Department of Biochemistry, UT Southwestern Medical Center, 5323 Harry Hines Blvd. Dallas, Texas 75390-9152, USA.
Department of Biochemistry, UT Southwestern Medical Center, 5323 Harry Hines Blvd. Dallas, Texas 75390-9152, USA; Institute for Quantum Life Science, National Institutes for Quantum Science and Technology (QST), 4-9-1, Anagawa, Inage-ku, Chiba, 263-8555, Japan.
Curr Opin Cell Biol. 2023 Dec;85:102262. doi: 10.1016/j.ceb.2023.102262. Epub 2023 Oct 21.
The dominant structural feature of intermediate filament (IF) proteins is a centrally located α-helix. These long α-helical segments become paired in a parallel orientation to form coiled-coil dimers. Pairs of dimers further coalesce in an anti-parallel orientation to form tetramers. These early stages of intermediate filament assembly can be accomplished solely by the central α-helices. By contrast, the assembly of tetramers into mature intermediate filaments is reliant upon an N-terminal head domain. IF head domains measure roughly 100 amino acids in length and have long been understood to exist in a state of structural disorder. Here, we describe experiments favoring the unexpected idea that head domains self-associate to form transient structural order in the form of labile cross-β interactions. We propose that this weak form of protein structure allows for dynamic regulation of IF assembly and disassembly. We further offer that what we have learned from studies of IF head domains may represent a simple, unifying template for understanding how thousands of other intrinsically disordered proteins help to establish dynamic morphological order within eukaryotic cells.

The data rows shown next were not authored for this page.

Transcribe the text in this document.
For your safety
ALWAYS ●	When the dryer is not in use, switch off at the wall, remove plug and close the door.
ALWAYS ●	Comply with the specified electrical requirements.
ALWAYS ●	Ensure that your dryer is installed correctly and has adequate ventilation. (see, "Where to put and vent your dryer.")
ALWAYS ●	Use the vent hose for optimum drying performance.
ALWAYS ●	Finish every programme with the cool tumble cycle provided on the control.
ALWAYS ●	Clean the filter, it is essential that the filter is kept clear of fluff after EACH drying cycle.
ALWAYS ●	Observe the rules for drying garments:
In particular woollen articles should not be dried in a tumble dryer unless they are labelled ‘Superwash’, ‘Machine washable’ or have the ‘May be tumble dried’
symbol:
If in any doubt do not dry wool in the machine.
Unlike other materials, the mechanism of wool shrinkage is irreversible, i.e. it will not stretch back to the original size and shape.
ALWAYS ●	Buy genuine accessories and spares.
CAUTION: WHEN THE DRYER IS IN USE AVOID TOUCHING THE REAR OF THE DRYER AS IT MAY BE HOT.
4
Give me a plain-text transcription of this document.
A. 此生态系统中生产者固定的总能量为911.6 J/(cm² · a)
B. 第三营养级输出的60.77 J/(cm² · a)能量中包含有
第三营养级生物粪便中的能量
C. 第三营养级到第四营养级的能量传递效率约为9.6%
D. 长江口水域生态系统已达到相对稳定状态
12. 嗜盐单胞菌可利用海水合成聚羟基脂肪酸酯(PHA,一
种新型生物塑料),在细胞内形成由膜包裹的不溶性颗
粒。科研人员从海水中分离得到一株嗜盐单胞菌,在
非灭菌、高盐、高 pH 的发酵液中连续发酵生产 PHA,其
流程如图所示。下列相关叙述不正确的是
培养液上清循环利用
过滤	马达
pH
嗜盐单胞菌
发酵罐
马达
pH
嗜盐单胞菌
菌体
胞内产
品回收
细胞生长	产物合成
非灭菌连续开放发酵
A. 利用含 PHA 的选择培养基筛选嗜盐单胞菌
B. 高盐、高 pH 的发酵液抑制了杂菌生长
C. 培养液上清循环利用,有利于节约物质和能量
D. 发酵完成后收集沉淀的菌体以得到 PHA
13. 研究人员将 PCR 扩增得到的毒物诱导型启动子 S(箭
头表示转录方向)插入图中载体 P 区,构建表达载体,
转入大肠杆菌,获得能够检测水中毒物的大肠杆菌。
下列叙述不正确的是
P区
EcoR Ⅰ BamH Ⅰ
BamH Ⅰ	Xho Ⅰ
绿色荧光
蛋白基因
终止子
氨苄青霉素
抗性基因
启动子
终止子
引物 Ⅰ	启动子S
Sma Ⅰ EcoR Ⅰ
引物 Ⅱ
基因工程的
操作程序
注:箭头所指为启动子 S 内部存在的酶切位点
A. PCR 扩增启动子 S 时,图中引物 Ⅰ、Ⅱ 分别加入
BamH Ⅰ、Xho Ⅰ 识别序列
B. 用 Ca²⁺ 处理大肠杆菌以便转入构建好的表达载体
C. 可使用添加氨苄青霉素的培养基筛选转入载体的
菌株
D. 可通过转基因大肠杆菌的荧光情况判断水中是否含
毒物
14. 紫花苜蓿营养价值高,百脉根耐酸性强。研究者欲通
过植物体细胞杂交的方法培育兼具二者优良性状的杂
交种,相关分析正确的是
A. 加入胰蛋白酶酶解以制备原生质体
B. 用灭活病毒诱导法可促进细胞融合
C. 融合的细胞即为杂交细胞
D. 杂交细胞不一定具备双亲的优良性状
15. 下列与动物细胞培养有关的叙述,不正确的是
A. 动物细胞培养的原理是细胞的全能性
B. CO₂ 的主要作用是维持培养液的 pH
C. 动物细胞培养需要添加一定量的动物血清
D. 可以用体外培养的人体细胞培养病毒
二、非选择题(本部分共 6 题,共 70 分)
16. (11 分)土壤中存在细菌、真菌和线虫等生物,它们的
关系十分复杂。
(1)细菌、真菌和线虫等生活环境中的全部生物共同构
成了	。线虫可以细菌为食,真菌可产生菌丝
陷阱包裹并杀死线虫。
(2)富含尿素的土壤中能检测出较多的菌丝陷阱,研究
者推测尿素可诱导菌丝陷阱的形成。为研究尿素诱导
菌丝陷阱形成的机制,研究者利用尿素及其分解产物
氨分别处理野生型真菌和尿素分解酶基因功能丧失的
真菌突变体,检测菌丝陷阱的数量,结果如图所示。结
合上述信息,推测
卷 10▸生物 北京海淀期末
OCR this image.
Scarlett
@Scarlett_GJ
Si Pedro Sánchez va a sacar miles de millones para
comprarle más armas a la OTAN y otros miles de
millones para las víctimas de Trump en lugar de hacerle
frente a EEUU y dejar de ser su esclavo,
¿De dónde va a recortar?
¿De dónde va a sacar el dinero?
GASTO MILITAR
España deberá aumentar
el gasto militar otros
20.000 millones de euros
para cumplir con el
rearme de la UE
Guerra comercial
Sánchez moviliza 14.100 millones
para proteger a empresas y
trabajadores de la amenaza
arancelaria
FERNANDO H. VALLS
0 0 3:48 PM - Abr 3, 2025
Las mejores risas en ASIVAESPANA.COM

中间丝(IF)蛋白的主要结构特征是中央存在α-螺旋。这些长的α-螺旋片段以平行的方向配对形成卷曲螺旋二聚体。二聚体进一步以反平行的方向聚集形成四聚体。中间丝组装的这些早期阶段仅可以通过中央α-螺旋完成。相比之下,四聚体组装成成熟的中间丝依赖于 N 端头部结构域。IF 头部结构域的长度约为 100 个氨基酸,长期以来人们一直认为它处于结构无序的状态。在这里,我们描述了一些实验,这些实验支持了一个出人意料的观点,即头部结构域通过自组装形成以不稳定的交叉β相互作用为形式的短暂结构有序。我们提出,这种弱蛋白结构形式允许中间丝组装和去组装的动态调节。我们进一步提出,我们从 IF 头部结构域研究中学到的东西可能代表了一个简单、统一的模板,用于理解数以千计的其他内在无序蛋白如何帮助在真核细胞内建立动态形态结构有序性。